Thanks, Bear, but tbh Eeyore is more my speed.
So anyway, I'm doing Insomnia City. It's okay, but getting really saccharine in parts. But it's incredibly short, so I'll probably finish it regardless.
I ended up skipping the saccharine parts, which made it even shorter. I'm curious if other people find as many pleasant random encounters in NYC, or if that's an artifact of Hayes being weirdly gregarious.
Also he was living in Manhattan on his salary as a full time fundraiser for a vaccine NGO, which makes me suspect that said NGO didn't have a heck a lot of money left for vaccine research after covering its overheads.
Glad you read, and I hope the recommendation didn't feel too off the mark.

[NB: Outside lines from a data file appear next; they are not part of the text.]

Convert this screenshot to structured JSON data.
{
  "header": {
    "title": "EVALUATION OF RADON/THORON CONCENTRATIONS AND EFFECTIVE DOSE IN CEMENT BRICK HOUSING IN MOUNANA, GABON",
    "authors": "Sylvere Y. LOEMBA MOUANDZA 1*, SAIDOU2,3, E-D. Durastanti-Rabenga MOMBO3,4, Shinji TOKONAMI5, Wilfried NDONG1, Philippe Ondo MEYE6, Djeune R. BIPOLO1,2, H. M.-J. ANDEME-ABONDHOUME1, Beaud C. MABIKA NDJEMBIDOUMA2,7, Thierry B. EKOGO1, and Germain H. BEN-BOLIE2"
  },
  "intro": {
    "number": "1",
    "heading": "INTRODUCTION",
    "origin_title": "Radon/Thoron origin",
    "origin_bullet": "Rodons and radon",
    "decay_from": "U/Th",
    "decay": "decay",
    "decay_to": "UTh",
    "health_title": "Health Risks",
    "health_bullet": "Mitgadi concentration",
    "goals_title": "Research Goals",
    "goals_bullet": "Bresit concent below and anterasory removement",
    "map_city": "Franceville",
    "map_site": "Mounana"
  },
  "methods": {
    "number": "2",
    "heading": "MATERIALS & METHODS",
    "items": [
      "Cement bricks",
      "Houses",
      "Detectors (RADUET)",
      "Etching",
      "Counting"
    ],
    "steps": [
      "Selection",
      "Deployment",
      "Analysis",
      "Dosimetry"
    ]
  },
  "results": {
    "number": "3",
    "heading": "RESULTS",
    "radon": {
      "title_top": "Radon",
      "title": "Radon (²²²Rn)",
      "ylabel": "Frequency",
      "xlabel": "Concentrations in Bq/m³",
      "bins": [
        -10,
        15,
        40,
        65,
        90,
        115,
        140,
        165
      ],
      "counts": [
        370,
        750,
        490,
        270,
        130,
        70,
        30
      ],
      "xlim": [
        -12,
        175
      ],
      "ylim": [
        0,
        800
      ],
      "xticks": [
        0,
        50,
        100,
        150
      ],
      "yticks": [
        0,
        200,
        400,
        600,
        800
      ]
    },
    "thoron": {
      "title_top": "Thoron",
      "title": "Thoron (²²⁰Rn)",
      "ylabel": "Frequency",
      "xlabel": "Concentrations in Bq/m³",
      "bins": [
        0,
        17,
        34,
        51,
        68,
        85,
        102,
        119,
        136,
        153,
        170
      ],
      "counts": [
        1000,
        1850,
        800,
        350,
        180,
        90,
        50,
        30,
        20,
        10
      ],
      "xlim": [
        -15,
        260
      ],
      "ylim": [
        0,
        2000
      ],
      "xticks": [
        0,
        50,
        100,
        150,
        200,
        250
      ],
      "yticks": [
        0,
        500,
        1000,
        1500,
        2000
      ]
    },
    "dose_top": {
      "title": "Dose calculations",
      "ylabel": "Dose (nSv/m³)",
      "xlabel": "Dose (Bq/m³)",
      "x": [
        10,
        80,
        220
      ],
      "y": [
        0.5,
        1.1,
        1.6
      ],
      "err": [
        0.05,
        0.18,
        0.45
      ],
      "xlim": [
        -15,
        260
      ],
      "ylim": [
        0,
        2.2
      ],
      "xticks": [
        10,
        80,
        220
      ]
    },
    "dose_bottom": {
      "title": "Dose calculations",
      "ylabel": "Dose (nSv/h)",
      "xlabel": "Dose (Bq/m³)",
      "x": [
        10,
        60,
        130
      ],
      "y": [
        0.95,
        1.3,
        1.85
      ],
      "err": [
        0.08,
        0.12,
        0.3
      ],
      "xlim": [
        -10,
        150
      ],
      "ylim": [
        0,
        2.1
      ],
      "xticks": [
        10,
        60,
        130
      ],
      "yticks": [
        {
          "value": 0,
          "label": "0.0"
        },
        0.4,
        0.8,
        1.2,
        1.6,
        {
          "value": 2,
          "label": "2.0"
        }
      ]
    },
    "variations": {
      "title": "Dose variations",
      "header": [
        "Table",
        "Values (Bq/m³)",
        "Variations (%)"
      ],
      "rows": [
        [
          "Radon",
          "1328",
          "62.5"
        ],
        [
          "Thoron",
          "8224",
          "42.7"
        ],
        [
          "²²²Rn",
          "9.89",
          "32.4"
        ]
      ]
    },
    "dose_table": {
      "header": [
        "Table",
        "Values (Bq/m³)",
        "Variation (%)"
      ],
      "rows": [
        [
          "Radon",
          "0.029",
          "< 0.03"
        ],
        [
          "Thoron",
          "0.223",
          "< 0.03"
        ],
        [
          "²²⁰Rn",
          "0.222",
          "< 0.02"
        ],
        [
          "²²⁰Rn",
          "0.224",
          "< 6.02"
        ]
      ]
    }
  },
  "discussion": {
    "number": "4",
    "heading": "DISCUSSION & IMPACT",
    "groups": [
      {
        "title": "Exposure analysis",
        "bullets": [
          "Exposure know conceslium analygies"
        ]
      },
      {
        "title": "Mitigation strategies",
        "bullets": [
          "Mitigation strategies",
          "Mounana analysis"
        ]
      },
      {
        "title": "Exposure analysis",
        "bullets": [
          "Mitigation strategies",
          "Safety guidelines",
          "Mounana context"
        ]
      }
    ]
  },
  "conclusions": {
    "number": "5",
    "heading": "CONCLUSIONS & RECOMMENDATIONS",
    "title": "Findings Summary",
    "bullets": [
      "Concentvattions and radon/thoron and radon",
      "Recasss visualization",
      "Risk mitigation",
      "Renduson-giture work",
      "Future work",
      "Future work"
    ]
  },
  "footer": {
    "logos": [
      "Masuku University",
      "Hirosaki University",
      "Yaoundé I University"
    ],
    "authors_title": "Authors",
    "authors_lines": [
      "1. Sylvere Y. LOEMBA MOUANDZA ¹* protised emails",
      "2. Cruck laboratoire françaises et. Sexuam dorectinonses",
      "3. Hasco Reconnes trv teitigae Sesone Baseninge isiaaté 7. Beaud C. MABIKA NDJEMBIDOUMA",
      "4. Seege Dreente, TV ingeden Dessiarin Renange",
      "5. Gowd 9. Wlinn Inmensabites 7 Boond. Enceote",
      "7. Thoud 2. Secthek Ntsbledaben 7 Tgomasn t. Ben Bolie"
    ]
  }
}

I haven't read the book but assume that the saccharine parts are to keep it from being too depressing considering that it's a story about somebody who's long-term partner died suddenly, and who begins a new relationship* with somebody who is near the end of his life.
* Additionally it's someone who has essentially never had an adult sexual relationship.
It wasn't off the mark, and thanks for the rec. The saccharine parts were precisely those about the partners' deaths. The remainder was about the city, which was interesting, if lightweight. "Saccharine" is an uncharitable description, but that's how it felt to me. It's like sentimentality as unearned emotion: Hayes has earned the emotion, but I haven't, and Hayes hasn't written a book for me to earn that emotion vicariously. Also Sacks comes across to me here as someone I would find intensely annoying at greater than dinner-conversation length.